The plot starts out at a great pace, with two interwoven story threads: The current emergency, and a tale of two teens from 30 years or so before the current action. Perhaps you might think you have solved the central mystery at some point in the book (but you haven't), and the pieces of the puzzle are presented well in succession, gradually building a picture of the crime and it's origins.
By 3/4 of the way through the book, you realise that the ending is going to be more complex in it's origins than you might have first thought. The ending itself is a bit flat, a bit rushed, with an info-dump a la Agatha Christie summations - not my favourite way to come to a solution in a mystery.
As always, Reynolds' prose and plotting are good, his technology is wonderful, and the characters are interesting and sympathetic.
This is a grand addition to the Revelation Space we all love from Reynolds. 4.5-stars, minus 0.5 for the somewhat flat ending.
Notes and quotes:
Yet there was something different about it today –a kind of pearly glimmer to its details, an inherent lack of focus, as if he saw it through tear-stained eyes. Fine, glinting threads seemed to bind its elements, as if a spider had been crawling around it overnight, trying to fix a web to its endlessly shifting geometry.

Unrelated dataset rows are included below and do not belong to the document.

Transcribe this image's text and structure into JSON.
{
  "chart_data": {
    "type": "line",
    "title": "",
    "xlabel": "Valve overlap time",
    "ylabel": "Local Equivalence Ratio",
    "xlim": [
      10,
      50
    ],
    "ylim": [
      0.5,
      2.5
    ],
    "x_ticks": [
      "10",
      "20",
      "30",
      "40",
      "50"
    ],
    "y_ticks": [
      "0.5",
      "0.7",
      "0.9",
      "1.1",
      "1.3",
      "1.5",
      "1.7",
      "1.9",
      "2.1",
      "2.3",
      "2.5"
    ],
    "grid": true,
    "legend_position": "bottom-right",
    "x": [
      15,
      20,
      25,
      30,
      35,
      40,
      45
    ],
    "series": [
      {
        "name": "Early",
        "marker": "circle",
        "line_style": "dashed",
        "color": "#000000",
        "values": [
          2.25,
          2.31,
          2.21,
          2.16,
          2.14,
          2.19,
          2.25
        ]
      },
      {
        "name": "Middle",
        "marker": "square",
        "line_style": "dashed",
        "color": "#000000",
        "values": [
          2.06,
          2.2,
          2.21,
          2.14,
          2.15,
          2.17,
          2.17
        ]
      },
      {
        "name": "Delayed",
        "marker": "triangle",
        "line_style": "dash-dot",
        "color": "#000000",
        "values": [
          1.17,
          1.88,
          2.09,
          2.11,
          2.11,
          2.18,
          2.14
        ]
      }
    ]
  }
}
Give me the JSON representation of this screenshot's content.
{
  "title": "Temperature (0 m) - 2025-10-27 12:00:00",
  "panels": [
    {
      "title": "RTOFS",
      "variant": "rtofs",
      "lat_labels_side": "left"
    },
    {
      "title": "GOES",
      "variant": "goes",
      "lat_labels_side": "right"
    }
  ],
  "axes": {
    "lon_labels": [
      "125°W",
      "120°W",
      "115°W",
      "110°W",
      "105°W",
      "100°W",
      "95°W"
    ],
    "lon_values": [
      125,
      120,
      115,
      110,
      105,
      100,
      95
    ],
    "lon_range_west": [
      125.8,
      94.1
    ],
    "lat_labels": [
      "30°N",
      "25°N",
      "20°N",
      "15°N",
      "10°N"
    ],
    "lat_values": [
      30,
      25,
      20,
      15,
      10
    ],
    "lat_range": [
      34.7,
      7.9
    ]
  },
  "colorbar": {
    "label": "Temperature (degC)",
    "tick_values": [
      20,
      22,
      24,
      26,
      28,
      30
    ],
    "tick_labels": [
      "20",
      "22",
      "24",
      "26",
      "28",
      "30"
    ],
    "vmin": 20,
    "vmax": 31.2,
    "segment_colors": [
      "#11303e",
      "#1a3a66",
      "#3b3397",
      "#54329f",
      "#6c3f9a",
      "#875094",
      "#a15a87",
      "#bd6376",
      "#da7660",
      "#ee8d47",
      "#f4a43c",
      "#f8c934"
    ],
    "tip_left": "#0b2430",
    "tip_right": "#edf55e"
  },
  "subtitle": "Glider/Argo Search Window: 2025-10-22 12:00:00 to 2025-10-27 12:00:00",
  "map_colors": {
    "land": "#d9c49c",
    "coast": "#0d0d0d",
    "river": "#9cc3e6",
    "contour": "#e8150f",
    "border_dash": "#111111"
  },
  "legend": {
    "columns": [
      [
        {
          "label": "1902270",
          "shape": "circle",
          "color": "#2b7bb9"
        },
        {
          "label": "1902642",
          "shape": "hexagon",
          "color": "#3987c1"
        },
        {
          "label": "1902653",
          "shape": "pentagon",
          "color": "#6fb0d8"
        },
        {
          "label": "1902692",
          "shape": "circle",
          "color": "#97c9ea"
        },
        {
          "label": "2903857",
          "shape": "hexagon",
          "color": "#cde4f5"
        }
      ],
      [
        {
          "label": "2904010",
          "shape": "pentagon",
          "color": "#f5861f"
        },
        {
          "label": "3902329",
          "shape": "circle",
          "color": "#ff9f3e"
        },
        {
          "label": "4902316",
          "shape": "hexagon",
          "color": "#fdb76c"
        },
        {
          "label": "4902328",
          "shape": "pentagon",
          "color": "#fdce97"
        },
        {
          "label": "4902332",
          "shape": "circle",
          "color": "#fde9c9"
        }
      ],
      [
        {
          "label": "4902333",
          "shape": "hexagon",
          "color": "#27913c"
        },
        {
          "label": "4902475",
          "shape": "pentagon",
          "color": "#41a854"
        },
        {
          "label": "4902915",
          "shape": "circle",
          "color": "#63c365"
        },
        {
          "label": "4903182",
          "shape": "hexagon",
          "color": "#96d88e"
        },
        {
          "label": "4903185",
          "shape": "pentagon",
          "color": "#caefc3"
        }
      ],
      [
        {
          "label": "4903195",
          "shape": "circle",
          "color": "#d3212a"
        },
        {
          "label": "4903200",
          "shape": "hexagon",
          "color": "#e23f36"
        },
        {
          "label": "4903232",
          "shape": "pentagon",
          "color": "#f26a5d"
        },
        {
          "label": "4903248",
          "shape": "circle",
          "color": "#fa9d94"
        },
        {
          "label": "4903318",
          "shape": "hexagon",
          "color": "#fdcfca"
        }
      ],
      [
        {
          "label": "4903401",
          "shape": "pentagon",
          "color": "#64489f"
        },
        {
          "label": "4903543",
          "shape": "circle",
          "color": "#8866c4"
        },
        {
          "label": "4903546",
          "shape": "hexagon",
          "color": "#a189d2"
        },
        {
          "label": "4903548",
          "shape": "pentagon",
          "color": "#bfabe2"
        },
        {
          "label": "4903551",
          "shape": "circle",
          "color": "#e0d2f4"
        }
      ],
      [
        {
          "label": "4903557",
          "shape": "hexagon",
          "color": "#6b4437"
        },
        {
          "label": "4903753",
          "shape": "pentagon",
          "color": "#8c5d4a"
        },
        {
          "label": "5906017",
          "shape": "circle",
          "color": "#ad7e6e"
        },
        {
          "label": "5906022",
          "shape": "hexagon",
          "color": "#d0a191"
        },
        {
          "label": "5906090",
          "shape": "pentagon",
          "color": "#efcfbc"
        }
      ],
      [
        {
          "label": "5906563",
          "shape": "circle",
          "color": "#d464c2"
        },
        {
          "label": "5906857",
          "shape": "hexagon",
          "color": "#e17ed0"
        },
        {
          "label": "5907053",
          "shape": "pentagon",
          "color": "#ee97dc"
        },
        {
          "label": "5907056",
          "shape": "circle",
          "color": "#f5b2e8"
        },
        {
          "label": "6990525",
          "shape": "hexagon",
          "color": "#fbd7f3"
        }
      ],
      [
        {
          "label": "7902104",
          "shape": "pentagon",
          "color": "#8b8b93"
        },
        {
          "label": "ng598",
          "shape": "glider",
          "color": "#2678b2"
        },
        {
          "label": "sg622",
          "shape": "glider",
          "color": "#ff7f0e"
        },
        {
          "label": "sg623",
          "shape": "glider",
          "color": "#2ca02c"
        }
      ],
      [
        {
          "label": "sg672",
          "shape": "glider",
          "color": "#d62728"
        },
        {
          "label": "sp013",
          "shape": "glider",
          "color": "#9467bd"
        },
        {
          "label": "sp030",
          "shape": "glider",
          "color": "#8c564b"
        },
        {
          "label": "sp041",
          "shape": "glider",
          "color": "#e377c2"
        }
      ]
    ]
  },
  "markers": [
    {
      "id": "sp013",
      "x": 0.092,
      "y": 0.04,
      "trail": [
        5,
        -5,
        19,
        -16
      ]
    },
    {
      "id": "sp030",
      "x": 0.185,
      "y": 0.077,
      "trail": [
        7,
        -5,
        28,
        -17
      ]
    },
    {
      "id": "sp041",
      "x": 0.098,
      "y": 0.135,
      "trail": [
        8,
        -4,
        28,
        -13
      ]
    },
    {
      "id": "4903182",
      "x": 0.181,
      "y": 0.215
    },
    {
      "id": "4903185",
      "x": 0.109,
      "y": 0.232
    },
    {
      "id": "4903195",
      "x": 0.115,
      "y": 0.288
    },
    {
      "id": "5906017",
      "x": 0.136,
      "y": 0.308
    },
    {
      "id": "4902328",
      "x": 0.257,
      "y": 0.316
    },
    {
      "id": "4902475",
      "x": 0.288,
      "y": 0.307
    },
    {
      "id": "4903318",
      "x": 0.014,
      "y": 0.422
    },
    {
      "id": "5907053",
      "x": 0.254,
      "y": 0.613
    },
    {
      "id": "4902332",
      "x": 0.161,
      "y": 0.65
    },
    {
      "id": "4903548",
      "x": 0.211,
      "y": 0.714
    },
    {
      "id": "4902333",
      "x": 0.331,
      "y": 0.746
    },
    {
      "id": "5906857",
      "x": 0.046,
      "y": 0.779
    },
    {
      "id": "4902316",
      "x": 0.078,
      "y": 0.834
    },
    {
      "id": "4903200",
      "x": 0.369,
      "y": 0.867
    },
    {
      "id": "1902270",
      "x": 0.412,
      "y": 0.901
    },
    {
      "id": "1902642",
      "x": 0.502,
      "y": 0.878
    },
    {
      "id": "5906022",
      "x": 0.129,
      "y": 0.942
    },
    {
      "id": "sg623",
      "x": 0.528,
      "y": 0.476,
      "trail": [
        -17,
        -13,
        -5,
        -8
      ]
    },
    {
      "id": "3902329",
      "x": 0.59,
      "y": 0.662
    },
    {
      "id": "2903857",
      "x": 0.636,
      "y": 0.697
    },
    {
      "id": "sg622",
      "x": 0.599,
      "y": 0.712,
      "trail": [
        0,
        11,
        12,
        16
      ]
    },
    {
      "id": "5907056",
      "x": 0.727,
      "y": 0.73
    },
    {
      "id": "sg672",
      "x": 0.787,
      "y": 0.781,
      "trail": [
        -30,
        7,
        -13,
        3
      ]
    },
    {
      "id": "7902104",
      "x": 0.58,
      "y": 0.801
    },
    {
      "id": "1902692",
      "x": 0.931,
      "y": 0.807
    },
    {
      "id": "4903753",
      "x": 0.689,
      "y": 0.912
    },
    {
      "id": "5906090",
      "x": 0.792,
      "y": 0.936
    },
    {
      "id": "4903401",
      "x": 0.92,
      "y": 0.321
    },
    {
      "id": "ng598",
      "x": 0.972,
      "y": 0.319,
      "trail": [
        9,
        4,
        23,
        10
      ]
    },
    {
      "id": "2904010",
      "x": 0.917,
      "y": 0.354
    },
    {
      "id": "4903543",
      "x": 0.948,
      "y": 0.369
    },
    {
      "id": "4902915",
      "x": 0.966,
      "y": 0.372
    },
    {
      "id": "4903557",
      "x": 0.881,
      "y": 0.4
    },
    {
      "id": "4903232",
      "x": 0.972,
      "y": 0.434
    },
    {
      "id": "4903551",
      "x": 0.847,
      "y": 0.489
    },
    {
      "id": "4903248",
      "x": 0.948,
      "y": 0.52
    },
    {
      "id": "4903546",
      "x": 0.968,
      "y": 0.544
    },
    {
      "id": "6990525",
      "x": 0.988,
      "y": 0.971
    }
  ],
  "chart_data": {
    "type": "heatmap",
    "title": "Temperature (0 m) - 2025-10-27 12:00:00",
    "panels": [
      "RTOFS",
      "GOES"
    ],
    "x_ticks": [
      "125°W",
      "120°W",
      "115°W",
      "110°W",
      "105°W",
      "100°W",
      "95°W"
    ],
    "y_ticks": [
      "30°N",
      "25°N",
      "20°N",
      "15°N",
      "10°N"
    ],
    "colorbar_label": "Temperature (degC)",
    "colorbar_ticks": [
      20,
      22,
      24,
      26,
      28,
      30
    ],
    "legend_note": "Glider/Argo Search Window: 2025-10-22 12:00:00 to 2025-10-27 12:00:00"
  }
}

A tale of hereditary power, of arrogance in the face of the inevitability of human flaws, of the hubris of kings, of the futile denial of entropy itself.
That was the trouble with having a gift, though –however fairly or unfairly it had been acquired. Sooner or later one felt obliged to use it.
The first Dreyfus novel was just over 500 pages long, but left the reader wanting more. It could have expanded easily by another 200 pages Sadly, the new novel featuring Dreyfus and the other Panoply operatives is about 100 pages shorter than its predecessor, but feels like it should have been another 100 pages shorter. As other reviewers have said, the pace plods, in an irritating, episodic style, resembling a TV cop show. The mystery is intriguing, but seems to unfold at an interminable snail's pace. This is the only Reynolds I have read where I felt an almost irresistible urge to skip over parts to get back to the more interesting bits.
When the focus is on Dreyfus, things are fine. The other characters Reynolds has revived from the first book just aren't as interesting. Parts of the plot are either badly explained, or don't make any sense. The denoument is quite spectacular, but the climactic showdown between the Voi twins, and its conclusion, is eerily reminiscent of the end of Cronenberg's 'Scanners' - again, the first time I have come across something in a Reynolds novel or story that didn't feel wholly original.
I will still look out for Reynolds work with interest, but - please - no more 'Prefect Dreyfus Emergencies'.
In some ways its just a detective story, but the context of the Revelation Space universe gives it an interesting twist. The ending itself is not entirely surprising, but satisfying nonetheless.
I would love Mr Reynolds to revive some of the edgier themes in this series - civilisation limiting, the ultras etc, but would certainly be content with another in the Dreyfus series.